Sony has announced that the PlayStation stores of the PlayStation Portable (PSP), PlayStation 3, and PlayStation Vita will be shutting down later in the year. While previously purchased items will still be downloadable, people will no longer be able to purchase and download games, extra content, and videos on these systems.

This is a huge blow to game preservation and history, and many exclusive titles and experiences will be lost. The only way these games will be officially preserved is with their physical releases (which likely jump in price once the option to buy them digitally becomes unavailable), and with the push for digital-only consoles and streaming, this shutdown is an important reminder about the importance of physical media and even piracy.

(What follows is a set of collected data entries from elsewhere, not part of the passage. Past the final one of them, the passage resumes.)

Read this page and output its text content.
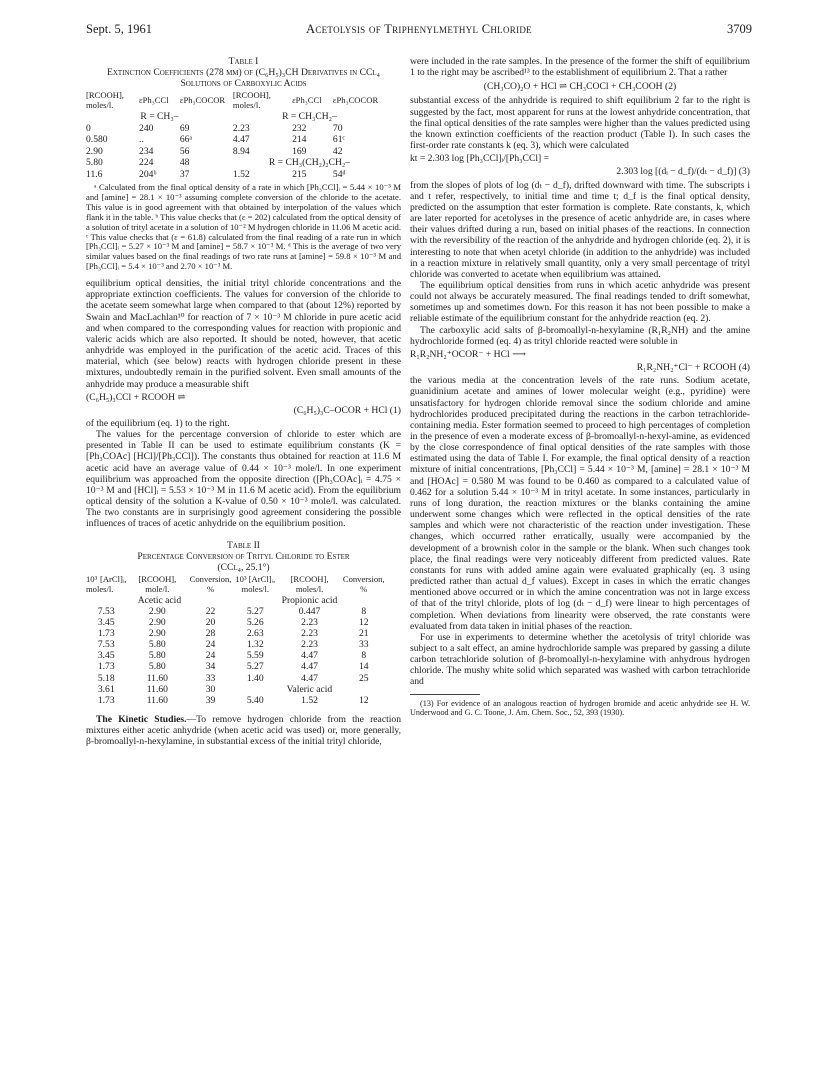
Sept. 5, 1961	Acetolysis of Triphenylmethyl Chloride	3709
Table I
Extinction Coefficients (278 mμ) of (C₆H₅)₃CH Derivatives in CCl₄ Solutions of Carboxylic Acids
[RCOOH], moles/l.	εPh₃CCl	εPh₃COCOR	[RCOOH], moles/l.	εPh₃CCl	εPh₃COCOR
R = CH₃–			R = CH₃CH₂–		
0	240	69	2.23	232	70
0.580	..	66ᵃ	4.47	214	61ᶜ
2.90	234	56	8.94	169	42
5.80	224	48	R = CH₃(CH₂)₂CH₂–		
11.6	204ᵇ	37	1.52	215	54ᵈ

ᵃ Calculated from the final optical density of a rate in which [Ph₃CCl]ᵢ = 5.44 × 10⁻³ M and [amine] = 28.1 × 10⁻³ assuming complete conversion of the chloride to the acetate. This value is in good agreement with that obtained by interpolation of the values which flank it in the table. ᵇ This value checks that (ε = 202) calculated from the optical density of a solution of trityl acetate in a solution of 10⁻² M hydrogen chloride in 11.06 M acetic acid. ᶜ This value checks that (ε = 61.8) calculated from the final reading of a rate run in which [Ph₃CCl]ᵢ = 5.27 × 10⁻³ M and [amine] = 58.7 × 10⁻³ M. ᵈ This is the average of two very similar values based on the final readings of two rate runs at [amine] = 59.8 × 10⁻³ M and [Ph₃CCl]ᵢ = 5.4 × 10⁻³ and 2.70 × 10⁻³ M.

equilibrium optical densities, the initial trityl chloride concentrations and the appropriate extinction coefficients. The values for conversion of the chloride to the acetate seem somewhat large when compared to that (about 12%) reported by Swain and MacLachlan¹⁰ for reaction of 7 × 10⁻³ M chloride in pure acetic acid and when compared to the corresponding values for reaction with propionic and valeric acids which are also reported. It should be noted, however, that acetic anhydride was employed in the purification of the acetic acid. Traces of this material, which (see below) reacts with hydrogen chloride present in these mixtures, undoubtedly remain in the purified solvent. Even small amounts of the anhydride may produce a measurable shift

(C₆H₅)₃CCl + RCOOH ⇌
(C₆H₅)₃C–OCOR + HCl (1)

of the equilibrium (eq. 1) to the right.

The values for the percentage conversion of chloride to ester which are presented in Table II can be used to estimate equilibrium constants (K = [Ph₃COAc] [HCl]/[Ph₃CCl]). The constants thus obtained for reaction at 11.6 M acetic acid have an average value of 0.44 × 10⁻³ mole/l. In one experiment equilibrium was approached from the opposite direction ([Ph₃COAc]ᵢ = 4.75 × 10⁻³ M and [HCl]ᵢ = 5.53 × 10⁻³ M in 11.6 M acetic acid). From the equilibrium optical density of the solution a K-value of 0.50 × 10⁻³ mole/l. was calculated. The two constants are in surprisingly good agreement considering the possible influences of traces of acetic anhydride on the equilibrium position.

Table II
Percentage Conversion of Trityl Chloride to Ester
(CCl₄, 25.1°)
10³ [ArCl]ᵢ, moles/l.	[RCOOH], mole/l.	Conversion, %	10³ [ArCl]ᵢ, moles/l.	[RCOOH], moles/l.	Conversion, %
Acetic acid			Propionic acid		
7.53	2.90	22	5.27	0.447	8
3.45	2.90	20	5.26	2.23	12
1.73	2.90	28	2.63	2.23	21
7.53	5.80	24	1.32	2.23	33
3.45	5.80	24	5.59	4.47	8
1.73	5.80	34	5.27	4.47	14
5.18	11.60	33	1.40	4.47	25
3.61	11.60	30	Valeric acid		
1.73	11.60	39	5.40	1.52	12

The Kinetic Studies.—To remove hydrogen chloride from the reaction mixtures either acetic anhydride (when acetic acid was used) or, more generally, β-bromoallyl-n-hexylamine, in substantial excess of the initial trityl chloride,

were included in the rate samples. In the presence of the former the shift of equilibrium 1 to the right may be ascribed¹³ to the establishment of equilibrium 2. That a rather

(CH₃CO)₂O + HCl ⇌ CH₃COCl + CH₃COOH (2)

substantial excess of the anhydride is required to shift equilibrium 2 far to the right is suggested by the fact, most apparent for runs at the lowest anhydride concentration, that the final optical densities of the rate samples were higher than the values predicted using the known extinction coefficients of the reaction product (Table I). In such cases the first-order rate constants k (eq. 3), which were calculated

kt = 2.303 log [Ph₃CCl]ᵢ/[Ph₃CCl] =
2.303 log [(dᵢ − d_f)/(dₜ − d_f)] (3)

from the slopes of plots of log (dₜ − d_f), drifted downward with time. The subscripts i and t refer, respectively, to initial time and time t; d_f is the final optical density, predicted on the assumption that ester formation is complete. Rate constants, k, which are later reported for acetolyses in the presence of acetic anhydride are, in cases where their values drifted during a run, based on initial phases of the reactions. In connection with the reversibility of the reaction of the anhydride and hydrogen chloride (eq. 2), it is interesting to note that when acetyl chloride (in addition to the anhydride) was included in a reaction mixture in relatively small quantity, only a very small percentage of trityl chloride was converted to acetate when equilibrium was attained.

The equilibrium optical densities from runs in which acetic anhydride was present could not always be accurately measured. The final readings tended to drift somewhat, sometimes up and sometimes down. For this reason it has not been possible to make a reliable estimate of the equilibrium constant for the anhydride reaction (eq. 2).

The carboxylic acid salts of β-bromoallyl-n-hexylamine (R₁R₂NH) and the amine hydrochloride formed (eq. 4) as trityl chloride reacted were soluble in

R₁R₂NH₂⁺OCOR⁻ + HCl ⟶
R₁R₂NH₂⁺Cl⁻ + RCOOH (4)

the various media at the concentration levels of the rate runs. Sodium acetate, guanidinium acetate and amines of lower molecular weight (e.g., pyridine) were unsatisfactory for hydrogen chloride removal since the sodium chloride and amine hydrochlorides produced precipitated during the reactions in the carbon tetrachloride-containing media. Ester formation seemed to proceed to high percentages of completion in the presence of even a moderate excess of β-bromoallyl-n-hexyl-amine, as evidenced by the close correspondence of final optical densities of the rate samples with those estimated using the data of Table I. For example, the final optical density of a reaction mixture of initial concentrations, [Ph₃CCl] = 5.44 × 10⁻³ M, [amine] = 28.1 × 10⁻³ M and [HOAc] = 0.580 M was found to be 0.460 as compared to a calculated value of 0.462 for a solution 5.44 × 10⁻³ M in trityl acetate. In some instances, particularly in runs of long duration, the reaction mixtures or the blanks containing the amine underwent some changes which were reflected in the optical densities of the rate samples and which were not characteristic of the reaction under investigation. These changes, which occurred rather erratically, usually were accompanied by the development of a brownish color in the sample or the blank. When such changes took place, the final readings were very noticeably different from predicted values. Rate constants for runs with added amine again were evaluated graphically (eq. 3 using predicted rather than actual d_f values). Except in cases in which the erratic changes mentioned above occurred or in which the amine concentration was not in large excess of that of the trityl chloride, plots of log (dₜ − d_f) were linear to high percentages of completion. When deviations from linearity were observed, the rate constants were evaluated from data taken in initial phases of the reaction.

For use in experiments to determine whether the acetolysis of trityl chloride was subject to a salt effect, an amine hydrochloride sample was prepared by gassing a dilute carbon tetrachloride solution of β-bromoallyl-n-hexylamine with anhydrous hydrogen chloride. The mushy white solid which separated was washed with carbon tetrachloride and

(13) For evidence of an analogous reaction of hydrogen bromide and acetic anhydride see H. W. Underwood and G. C. Toone, J. Am. Chem. Soc., 52, 393 (1930).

Microsoft and PlayStation both have disc-less versions of their latest consoles, and while they may be cheaper and more convenient, it’s important for this not to become the future of how all consoles are and for discs and cartridges to stay around. Take the PSP Go, for example. This revision of Sony’s handheld was sleeker and more compact but was digital-only as it lacked a slot to put in physical games. Once the PlayStation store closes, this system will essentially become a paperweight for people who don’t already have games downloaded or purchased. The Xbox Series S and PlayStation 5 Digital Edition could meet this same fate one day once the systems become obsolete, and that’s a travesty for the gaming industry and its history.

While many are quick to leave their old devices in the dust bin once a newer version comes out, many still want to go back to these older games that may not be available anywhere else. Despite being a nearly 20-year-old game that is only playable on the ancient GameCube and Wii, Super Smash Bros Melee still has a huge competitive scene and tournaments with thousands of dollars on the line. This is only thanks to people still being able to track down discs of the game, if it was only available on a now-defunct online store, the only way to play the game would be piracy.

Piracy seems like a taboo subject to many, but it serves a great use in letting people consume otherwise inaccessible forms of media. Many games on these PlayStation systems were never released anywhere else and may have only been available digitally or only had a very limited physical release. All three of these systems are not very hard to hack, and while many are opposed to doing such a thing and want to purchase the games and support the developers, they will soon have no other options. Without people ripping these game files and sharing them, many important and impactful games would be lost forever, and so game piracy ultimately holds a very morally questionable but vital place and purpose.

These concerns about video game preservation could apply to other forms of media as well. Many countries ban or censor books, movies and music, or businesses could just go under, making their products unavailable to purchase. Without libraries, discs, cassettes and yes, even piracy, these items could be lost forever. So, while digital stores and streaming seem to be the most popular and convenient forms of media consumption right now, it’s important to not forget about the other outdated or controversial forms.